Les incertitudes de la greffe de visage

Les incertitudes de la greffe de visage

La greffe de visage a peu de chance de rejoindre un jour la liposuccion ou le botox dans l’arsenal des chirurgiens esthétiques.
Yaroslav Pigenet

Yaroslav Pigenet

La greffe de visage a peu de chance de rejoindre un jour la liposuccion ou le botox dans l’arsenal des chirurgiens esthétiques.

Contrairement aux deux greffes partielles de visages précédentes, effectuées en France et en Chine, celle réalisée par le Professeur Lantiéri a bénéficié à un homme de 27 ans défiguré par une maladie et non par accident. Il aura fallu quinze heures d’opération au chirurgien et à son équipe de l’Hôpital Henri Mondor pour enlever les tissus malade, les remplacer par un greffon bouche-nez-joue, et enfin « rebrancher » les nerfs et les vaisseaux du visage. Le patient semble avoir bien supporté l’opération, mais les médecins attendent maintenant de voir comment il va tolérer le traitement immunosuppresseur, indispensable pour éviter le rejet du greffon.

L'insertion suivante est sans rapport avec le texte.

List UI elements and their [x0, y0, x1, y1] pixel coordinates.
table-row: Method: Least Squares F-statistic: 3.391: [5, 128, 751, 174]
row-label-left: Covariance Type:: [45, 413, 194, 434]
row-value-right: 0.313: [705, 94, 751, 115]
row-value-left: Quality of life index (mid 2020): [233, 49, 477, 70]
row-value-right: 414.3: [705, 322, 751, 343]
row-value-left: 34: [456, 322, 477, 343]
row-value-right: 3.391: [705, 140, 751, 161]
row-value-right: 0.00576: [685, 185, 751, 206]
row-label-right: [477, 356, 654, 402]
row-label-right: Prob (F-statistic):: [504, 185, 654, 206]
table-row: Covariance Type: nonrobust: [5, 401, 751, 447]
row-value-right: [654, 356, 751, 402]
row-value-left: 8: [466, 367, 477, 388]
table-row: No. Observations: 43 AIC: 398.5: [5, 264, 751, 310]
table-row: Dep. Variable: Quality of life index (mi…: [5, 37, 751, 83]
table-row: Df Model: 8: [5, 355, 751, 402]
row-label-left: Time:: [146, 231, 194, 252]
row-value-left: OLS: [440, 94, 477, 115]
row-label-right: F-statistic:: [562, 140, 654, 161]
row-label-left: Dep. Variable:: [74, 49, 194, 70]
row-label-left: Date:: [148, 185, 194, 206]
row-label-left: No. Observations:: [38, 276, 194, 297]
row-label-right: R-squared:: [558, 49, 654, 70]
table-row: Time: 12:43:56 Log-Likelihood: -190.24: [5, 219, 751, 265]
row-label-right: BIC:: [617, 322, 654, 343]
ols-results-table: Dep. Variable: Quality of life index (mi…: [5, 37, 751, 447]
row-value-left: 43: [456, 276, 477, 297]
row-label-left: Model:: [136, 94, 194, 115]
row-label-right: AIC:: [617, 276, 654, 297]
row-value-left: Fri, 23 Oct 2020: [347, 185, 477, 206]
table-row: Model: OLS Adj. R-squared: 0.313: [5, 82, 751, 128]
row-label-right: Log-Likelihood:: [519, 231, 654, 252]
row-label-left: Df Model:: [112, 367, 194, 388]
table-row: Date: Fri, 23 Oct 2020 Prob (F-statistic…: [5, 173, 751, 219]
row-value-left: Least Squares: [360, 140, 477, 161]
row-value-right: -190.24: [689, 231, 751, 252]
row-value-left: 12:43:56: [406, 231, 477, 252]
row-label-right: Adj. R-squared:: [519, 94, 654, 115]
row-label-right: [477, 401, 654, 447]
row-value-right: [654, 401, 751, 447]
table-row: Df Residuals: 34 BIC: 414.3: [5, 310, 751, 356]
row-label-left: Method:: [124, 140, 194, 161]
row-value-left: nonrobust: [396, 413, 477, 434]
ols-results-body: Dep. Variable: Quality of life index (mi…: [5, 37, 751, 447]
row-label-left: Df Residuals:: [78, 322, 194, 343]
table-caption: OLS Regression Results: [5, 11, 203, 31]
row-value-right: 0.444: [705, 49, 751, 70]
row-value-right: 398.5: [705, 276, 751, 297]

Pas de nouvelles du greffé chinois

En effet, même si selon l’équipe médicale « le donneur et le receveur étaient semi-compatibles, c'est-à-dire qu’ils partageaient la moitié des antigènes de la transplantation », le risque de rejet est assez important durant les premières semaines qui suivent une greffe. On sait par exemple qu’Isabelle Dinoire, la première greffée du visage, a connu, 18 jours, puis six mois après l’opération, deux épisodes de rejet du greffon qui n’ont pu être enrayés que grâce à l’administration massive d’immunodépresseurs. Par ailleurs, hormis quelques photos et l’annonce de sa sortie de l’hôpital fin juillet, on ne sait pas comment se porte le paysan chinois greffé du visage le 14 avril 2006.

De fait, même s’il est maximal dans les jours qui suivent l’opération, le risque de rejet reste important par la suite et nécessite, pour le patient, la prise à vie d’un traitement d’un traitement qui neutralise son système immunitaire pour l’empêcher de s’attaquer au greffon. Un traitement très contraignant et qui a pour effet secondaire de favoriser l’apparition d’infections opportunistes et le développement de cancers. Sans garantie de succès, car la peau est un des organes les plus immunogènes.

Risque de rejet de 50%

A partir des résultats obtenus avec les 18 opérations de greffe de main effectuées jusqu’ici, qui impliquaient la greffe d’une assez grande surface de peau, un récent rapport du Royal College of Surgeon — une sorte de comité d’éthique anglais — estime que le risque de rejet d’un greffon de visage est de 50% au bout de 5 ans. Le rapport rappelle ainsi qu’en cas de rejet aigu, il ne reste plus au chirurgien qu’à retirer le greffon et recouvrir les plaies avec des autogreffes de peau. Le patient se retrouve alors dans une situation plus inconfortable qu’avant l’opération.


Néanmoins, contrairement au Comité Consultatif National d’Ethique qui s’était prononcé en 2004 contre les greffes totales de visage, le comité anglais a décidé en novembre 2006 d’autoriser ce type de greffe sous contrôle strict. Cette annonce a été saluée par plusieurs associations de défigurés anglais. Au même moment, le chirurgien irlandais Peter Butler, qui depuis 2002 affirme la faisabilité des transplantations de visage, a annoncé qu’il allait réaliser une greffe totale dans les prochains mois. 30 patients ont déjà été présélectionnés pour une opération qui aura lieu au Royal Free Hospital de Londres.

Réservés aux cas les plus désespérés

Par ailleurs, le Professeur Devauchelle, qui a opéré Isabelle Dinoire en novembre 2005, a annoncé que plusieurs autres transplantations partielles de visage étaient prévues en 2007 dans son service. Toutefois, modérant l’espoir démesuré suscité par les premiers succès de ces chirurgiens pionniers, les comités d’éthiques rappellent que la greffe du visage est et demeurera encore longtemps une opération à l’issue très incertaine et donc réservée aux cas de défiguration les plus désespérés.